「世界と戦える、次なる選手を育てたい」―ある日本人格闘家の挑戦

その名はZENKO【後編】
田崎 健太 プロフィール

世界で戦える選手を育てたい

総合格闘技は、一歩間違えば命に関わる、あるいは後遺症の残る可能性のある競技である。そうしたリスクがありながら日本では報われない職業である。総合格闘技団体『パンクラス』のホームページには、酒井正和代表のこんなメッセージが書かれている。

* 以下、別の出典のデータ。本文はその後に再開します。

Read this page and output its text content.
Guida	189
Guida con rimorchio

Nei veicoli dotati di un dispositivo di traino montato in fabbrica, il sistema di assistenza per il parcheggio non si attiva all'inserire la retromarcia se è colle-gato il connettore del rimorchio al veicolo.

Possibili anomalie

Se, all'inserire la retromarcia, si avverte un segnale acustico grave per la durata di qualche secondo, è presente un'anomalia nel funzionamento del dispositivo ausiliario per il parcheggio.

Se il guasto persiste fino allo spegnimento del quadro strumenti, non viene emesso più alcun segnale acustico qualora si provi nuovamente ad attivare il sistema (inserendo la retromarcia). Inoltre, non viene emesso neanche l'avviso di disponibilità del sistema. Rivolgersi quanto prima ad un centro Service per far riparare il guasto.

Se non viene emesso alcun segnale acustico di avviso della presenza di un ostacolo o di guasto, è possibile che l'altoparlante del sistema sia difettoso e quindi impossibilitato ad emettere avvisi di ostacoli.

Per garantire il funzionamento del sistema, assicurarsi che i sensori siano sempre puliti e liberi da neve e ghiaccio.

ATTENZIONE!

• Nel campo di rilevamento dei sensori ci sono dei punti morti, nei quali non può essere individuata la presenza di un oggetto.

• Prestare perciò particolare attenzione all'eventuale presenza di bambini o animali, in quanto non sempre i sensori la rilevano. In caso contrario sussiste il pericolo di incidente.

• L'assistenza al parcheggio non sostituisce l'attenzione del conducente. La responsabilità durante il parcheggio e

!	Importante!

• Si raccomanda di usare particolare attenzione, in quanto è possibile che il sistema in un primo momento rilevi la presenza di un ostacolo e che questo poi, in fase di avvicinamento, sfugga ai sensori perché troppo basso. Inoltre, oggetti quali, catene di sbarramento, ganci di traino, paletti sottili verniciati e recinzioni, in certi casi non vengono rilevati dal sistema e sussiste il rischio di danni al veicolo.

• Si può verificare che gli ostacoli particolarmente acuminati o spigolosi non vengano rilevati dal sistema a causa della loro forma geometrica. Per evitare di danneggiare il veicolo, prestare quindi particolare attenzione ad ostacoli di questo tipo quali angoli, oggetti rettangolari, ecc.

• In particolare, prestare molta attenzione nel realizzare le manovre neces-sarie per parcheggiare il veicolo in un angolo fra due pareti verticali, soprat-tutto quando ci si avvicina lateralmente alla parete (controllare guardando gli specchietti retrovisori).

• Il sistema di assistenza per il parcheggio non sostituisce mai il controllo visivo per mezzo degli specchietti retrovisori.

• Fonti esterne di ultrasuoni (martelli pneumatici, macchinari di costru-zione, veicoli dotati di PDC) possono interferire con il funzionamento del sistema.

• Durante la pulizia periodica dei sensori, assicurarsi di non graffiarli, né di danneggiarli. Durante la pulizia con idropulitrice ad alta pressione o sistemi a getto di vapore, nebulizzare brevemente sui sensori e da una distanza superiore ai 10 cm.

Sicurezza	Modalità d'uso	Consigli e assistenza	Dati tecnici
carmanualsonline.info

〈WINボーナスの現状が防衛戦で満額100万円ワンマッチで満額40万円ですがその額をどどんどん増額し、パンクラスチャンピオンで生活していけるようにしたいですね〉

逆に言えば、パンクラスでチャンピオンになったしても、現状、格闘技だけでは生活できないということだ。選手はアルバイト、そして自ら試合のチケットを売って糊口を凌いでいる。

吉田はこうも言う。

「ぼくがもしアメリカに行っておらず、バイトをしながらリングに登っていたら、こんなに長く格闘技を続けることはなかったと思います」
 
8月1日、吉田は東京、中野新橋に格闘技ジム『RIGHT THING ACADEMY』(RTA)を開いた。「Right thing」とは「正しいことをやる」という意味で、格闘技のリングの中でセコンドが選手に掛ける言葉だ。吉田の名前「善行」の英訳でもある。
 
まずはこのRTAを中野新橋という土地に密着したジムにしたいと言う。

未来の「戦士」を育てる吉田【筆者撮影】

「アメリカでは普通のおじいちゃん、おばあちゃん、子どもも格闘技ジムに来て運動しているんですね。格闘技が根付いている。色んな年代の方に楽しんでもらうというのがぼくの根本にある。そういう雰囲気のジムを作りたいというのがありました」
 
その上で、彼はアメリカ――UFCを見据えている。ジムの内部には、吉田が出場した大会のポスターが飾られている。やはり目につくのはUFCのものだ。
 
いずれここからUFCを目指す選手が出て来れば、と吉田は考えている。

最後にどのような人間が格闘技に向いているのかと訊ねると、少し考えた後、こう答えた。

「センス、というのはあります。教えてみてすぐに出来る人もいるし、なかなか出来ない人もいる。でも、格闘技って、それだけでは勝てないんです。練習で駄目でも試合で強い選手もいる。気持ちの部分が大きい。格闘技って、痛いし、苦しいんです。それを強い気持ちで向かっていける選手が一番強い」

今年5月、吉田は42歳になった。自らリングに上がり、地元に密着し、世界に通じる選手を育てる――。吉田善行の新たな挑戦である。